Basant, a three-day festival marking winter’s end, derives its name from the Sanskrit word for “spring”. For generations, Lahoris would welcome the season by climbing on to rooftops and flying bright paper kites. More recently, it has coincided with the lifting of the smog that sits over the city during winter.
But for nearly two decades, the sky has been empty: in 2007, the Punjab government banned the festival after a series of deaths and other injuries. Revellers fell from rooftops; others were electrocuted while trying to retrieve kites from power lines or were injured by celebratory gunfire. Many accidents were caused by so-called “killer” kite strings that had been coated in glass or metal in order to cut a rival’s line, with motorcyclists particularly at risk.


This year, with new safety regulations in place, the festival has returned. I’ve been invited to a party, and follow a pinned location that a friend has sent me, threading through Moti Bazar. Yellow has traditionally been associated with Basant — the colour of Punjab’s mustard fields that bloom at the start of spring — but the crowds are dressed in a broader palette, from neon pink to deep indigo. The shops are shuttered earlier than usual as business has given way to celebration.

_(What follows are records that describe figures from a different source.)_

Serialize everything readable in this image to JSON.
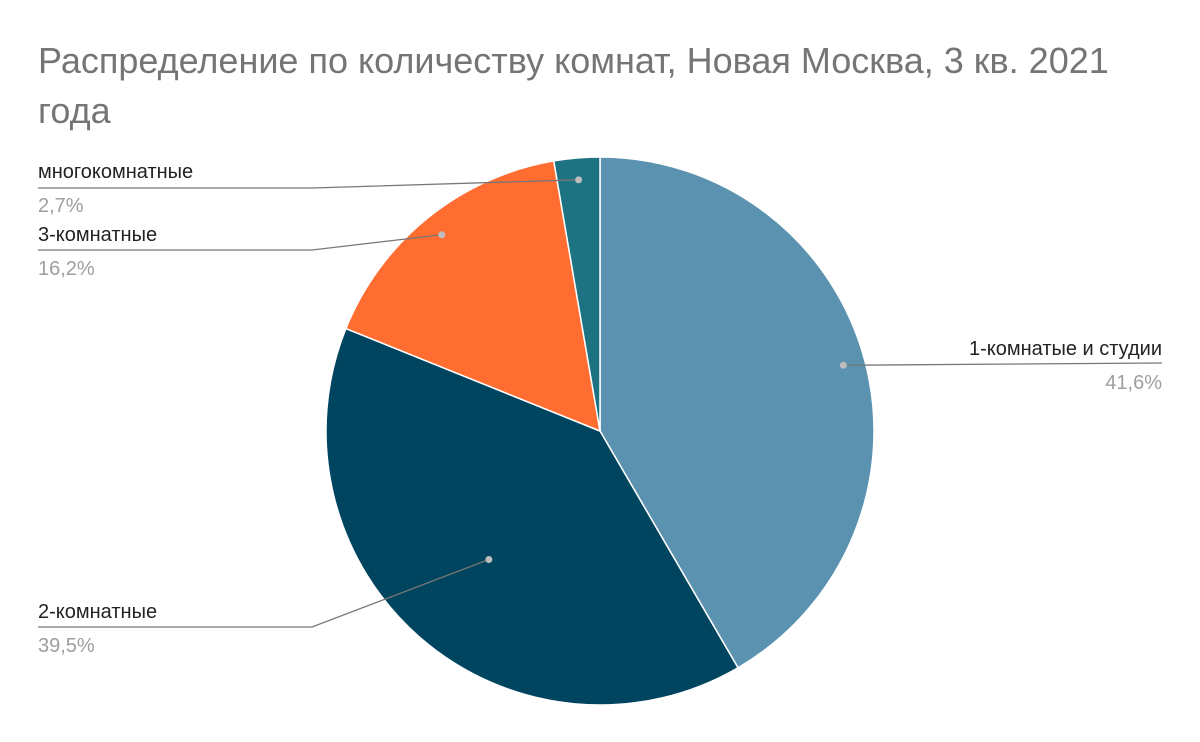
{
  "title": "Распределение по количеству комнат, Новая Москва, 3 кв. 2021 года",
  "chart_data": {
    "type": "pie",
    "title": "Распределение по количеству комнат, Новая Москва, 3 кв. 2021 года",
    "legend": "labels beside slices",
    "slices": [
      {
        "label": "1-комнатые и студии",
        "value": 41.6,
        "display": "41,6%",
        "color": "#5a92b0"
      },
      {
        "label": "2-комнатные",
        "value": 39.5,
        "display": "39,5%",
        "color": "#004560"
      },
      {
        "label": "3-комнатные",
        "value": 16.2,
        "display": "16,2%",
        "color": "#ff6d31"
      },
      {
        "label": "многокомнатные",
        "value": 2.7,
        "display": "2,7%",
        "color": "#1e7383"
      }
    ]
  }
}
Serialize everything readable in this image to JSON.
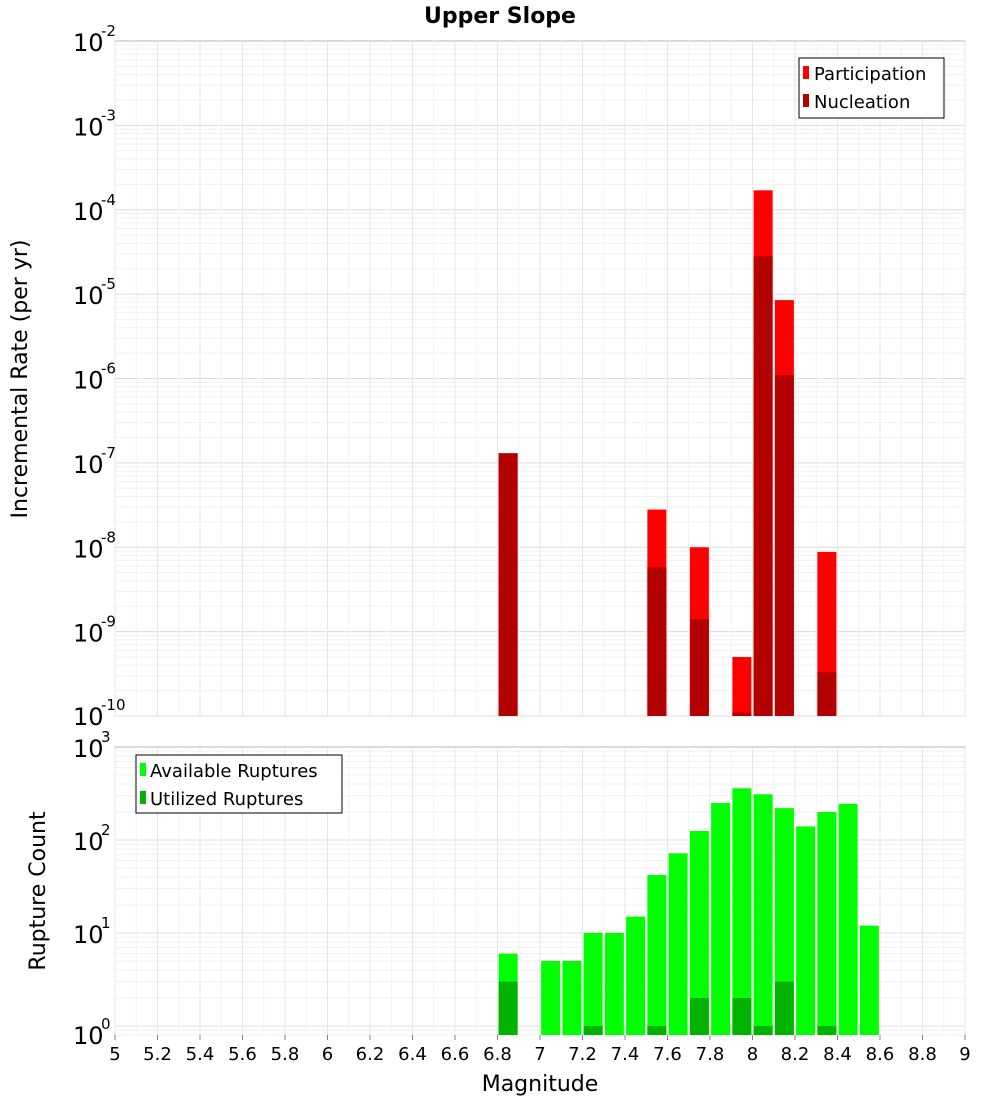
{
  "chart_data": [
    {
      "type": "bar",
      "title": "Upper Slope",
      "xlabel": "",
      "ylabel": "Incremental Rate (per yr)",
      "yscale": "log",
      "ylim": [
        1e-10,
        0.01
      ],
      "xlim": [
        5,
        9
      ],
      "x": [
        6.85,
        7.55,
        7.75,
        7.95,
        8.05,
        8.15,
        8.35
      ],
      "series": [
        {
          "name": "Participation",
          "color": "#ff0000",
          "values": [
            1.3e-07,
            2.8e-08,
            1e-08,
            5e-10,
            0.00017,
            8.5e-06,
            8.8e-09
          ]
        },
        {
          "name": "Nucleation",
          "color": "#b30000",
          "values": [
            1.3e-07,
            5.8e-09,
            1.4e-09,
            1.1e-10,
            2.8e-05,
            1.1e-06,
            3.3e-10
          ]
        }
      ],
      "yticks": [
        {
          "base": "10",
          "exp": "-2"
        },
        {
          "base": "10",
          "exp": "-3"
        },
        {
          "base": "10",
          "exp": "-4"
        },
        {
          "base": "10",
          "exp": "-5"
        },
        {
          "base": "10",
          "exp": "-6"
        },
        {
          "base": "10",
          "exp": "-7"
        },
        {
          "base": "10",
          "exp": "-8"
        },
        {
          "base": "10",
          "exp": "-9"
        },
        {
          "base": "10",
          "exp": "-10"
        }
      ],
      "legend_position": "top-right",
      "grid": true
    },
    {
      "type": "bar",
      "title": "",
      "xlabel": "Magnitude",
      "ylabel": "Rupture Count",
      "yscale": "log",
      "ylim": [
        0.8,
        1000
      ],
      "xlim": [
        5,
        9
      ],
      "x": [
        6.85,
        7.05,
        7.15,
        7.25,
        7.35,
        7.45,
        7.55,
        7.65,
        7.75,
        7.85,
        7.95,
        8.05,
        8.15,
        8.25,
        8.35,
        8.45,
        8.55
      ],
      "series": [
        {
          "name": "Available Ruptures",
          "color": "#00ff00",
          "values": [
            6,
            5,
            5,
            10,
            10,
            15,
            42,
            72,
            125,
            250,
            360,
            310,
            220,
            140,
            200,
            245,
            12
          ]
        },
        {
          "name": "Utilized Ruptures",
          "color": "#00b300",
          "values": [
            3,
            0,
            0,
            1,
            0,
            0,
            1,
            0,
            2,
            0,
            2,
            1,
            3,
            0,
            1,
            0,
            0
          ]
        }
      ],
      "yticks": [
        {
          "base": "10",
          "exp": "3"
        },
        {
          "base": "10",
          "exp": "2"
        },
        {
          "base": "10",
          "exp": "1"
        },
        {
          "base": "10",
          "exp": "0"
        }
      ],
      "xticks": [
        "5",
        "5.2",
        "5.4",
        "5.6",
        "5.8",
        "6",
        "6.2",
        "6.4",
        "6.6",
        "6.8",
        "7",
        "7.2",
        "7.4",
        "7.6",
        "7.8",
        "8",
        "8.2",
        "8.4",
        "8.6",
        "8.8",
        "9"
      ],
      "legend_position": "top-left",
      "grid": true
    }
  ]
}
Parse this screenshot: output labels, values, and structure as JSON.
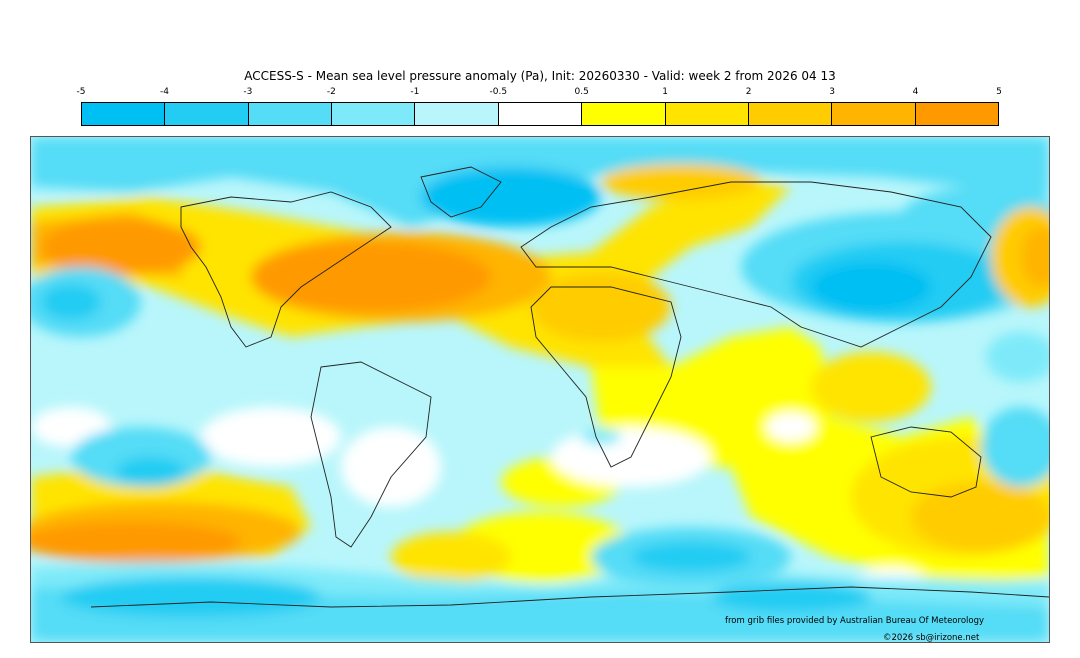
{
  "title": "ACCESS-S - Mean sea level pressure anomaly (Pa), Init: 20260330 - Valid: week 2 from 2026 04 13",
  "colorbar": {
    "ticks": [
      "-5",
      "-4",
      "-3",
      "-2",
      "-1",
      "-0.5",
      "0.5",
      "1",
      "2",
      "3",
      "4",
      "5"
    ],
    "colors": [
      "#00bff3",
      "#22ccf3",
      "#55dcf6",
      "#7eeaf9",
      "#b8f6fb",
      "#ffffff",
      "#ffff00",
      "#ffe400",
      "#ffcc00",
      "#ffb400",
      "#ff9900"
    ]
  },
  "credits": {
    "source": "from grib files provided by Australian Bureau Of Meteorology",
    "copyright": "©2026 sb@irizone.net"
  }
}
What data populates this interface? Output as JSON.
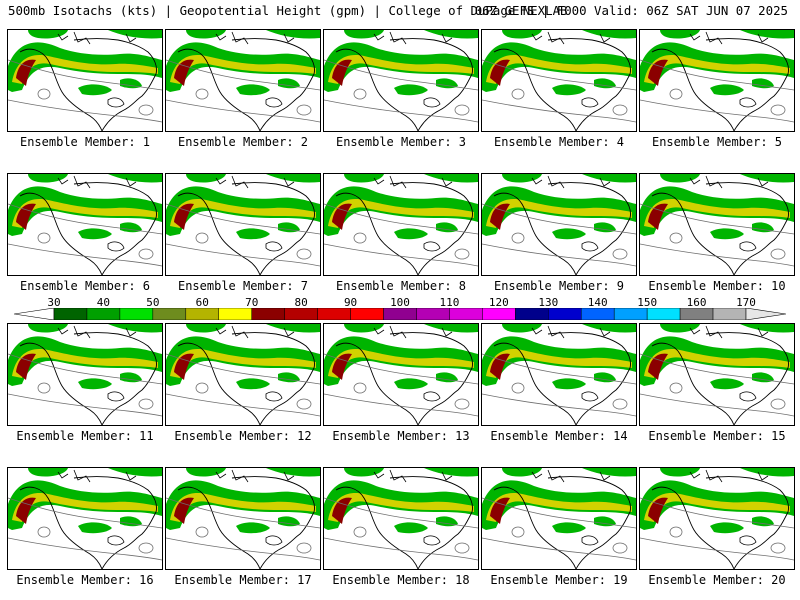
{
  "header": {
    "left": "500mb Isotachs (kts) | Geopotential Height (gpm) | College of DuPage NEXLAB",
    "right": "06Z GEFS | F000 Valid: 06Z SAT JUN 07 2025"
  },
  "panels": [
    {
      "caption": "Ensemble Member: 1"
    },
    {
      "caption": "Ensemble Member: 2"
    },
    {
      "caption": "Ensemble Member: 3"
    },
    {
      "caption": "Ensemble Member: 4"
    },
    {
      "caption": "Ensemble Member: 5"
    },
    {
      "caption": "Ensemble Member: 6"
    },
    {
      "caption": "Ensemble Member: 7"
    },
    {
      "caption": "Ensemble Member: 8"
    },
    {
      "caption": "Ensemble Member: 9"
    },
    {
      "caption": "Ensemble Member: 10"
    },
    {
      "caption": "Ensemble Member: 11"
    },
    {
      "caption": "Ensemble Member: 12"
    },
    {
      "caption": "Ensemble Member: 13"
    },
    {
      "caption": "Ensemble Member: 14"
    },
    {
      "caption": "Ensemble Member: 15"
    },
    {
      "caption": "Ensemble Member: 16"
    },
    {
      "caption": "Ensemble Member: 17"
    },
    {
      "caption": "Ensemble Member: 18"
    },
    {
      "caption": "Ensemble Member: 19"
    },
    {
      "caption": "Ensemble Member: 20"
    }
  ],
  "colorbar": {
    "ticks": [
      "30",
      "40",
      "50",
      "60",
      "70",
      "80",
      "90",
      "100",
      "110",
      "120",
      "130",
      "140",
      "150",
      "160",
      "170"
    ],
    "colors": [
      "#006400",
      "#00a000",
      "#00e000",
      "#6e8c1e",
      "#b4b400",
      "#ffff00",
      "#8b0000",
      "#b40000",
      "#dc0000",
      "#ff0000",
      "#900090",
      "#b400b4",
      "#dc00dc",
      "#ff00ff",
      "#00008b",
      "#0000cd",
      "#0064ff",
      "#00a0ff",
      "#00e0ff",
      "#808080",
      "#b4b4b4"
    ]
  },
  "map_colors": {
    "isotach_low": "#00b400",
    "isotach_mid": "#d2d200",
    "isotach_high": "#8b0000",
    "coast": "#000000",
    "height_contour": "#6e6e6e"
  }
}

For a moment, I am convinced that I’m lost, then I spot my friend waving from a narrow entrance.
She leads me inside a block of offices and shops, then up several flights of stairs. “The only high points in Lahore are the buildings,” she tells me. “A family friend paid around $12,000 to rent this roof for the full three days. People have waited almost 20 years for this.”
At the top, we reach a terrace and the city opens before us. Though the sun has begun to set, the scale of the event becomes clear: rooftop after rooftop is crowded with parties, lit with floodlights and strung with speakers. On our terrace, catered food circulates and music competes with the roar of guests.
Kites are being flown from every corner of the roof. Rather than organised duels, the idea is just to cut the strings of other nearby kites when the opportunity arises. Cheers erupt each time a kite is cut loose; someone shouts “Wo kata!” (I’ve cut it!) and the cry ripples across the rooftops.

Safety precautions for this year’s event included a ban on the killer strings. Kite vendors had to be registered; buyers were required to use a QR code system to log their purchase and thus allow the authorities to trace the owner of each string in case of accident. For the festival’s duration, motorcyclists had to fit a metal rod to the front of their bikes, designed to act as a barrier against stray kite strings.
In a deeply divided country, many have hoped that the festival’s return would allow a moment of unity — Basant has traditionally been celebrated across Lahore’s religious communities including Muslims, Christians, Hindus and Sikhs. But the cost of participation — from the kites to the rooftop rentals — has raised questions about accessibility and whether the event actually underscores growing economic divisions in a country that has grappled with surging inflation.
Determined to see how those in working-class communities are marking the festival, the following morning I meet up with Usman, a local guide who lives in Androon, the historic Walled City. His neighbourhood, with its narrow alleyways and centuries-old houses, feels far removed from the expansive terrace of the night before.
We climb several steep flights of stairs inside his family home, then a wooden ladder to reach the roof. “We’ve lived here for five generations,” he says. “These decorations were packed away for the last 20 years.”
On the rooftops around us there are none of the previous night’s floodlights, sound systems or professional event organisers. Instead, grandparents are seated on charpoys, children huddled over their spools of thread while neighbours call across rooftops.
Usman hands me a kite to try. Within moments, my string jerks sharply, then falls loose to the floor — another flyer has cut it. Laughter rings out as my kite drifts away over the Walled City.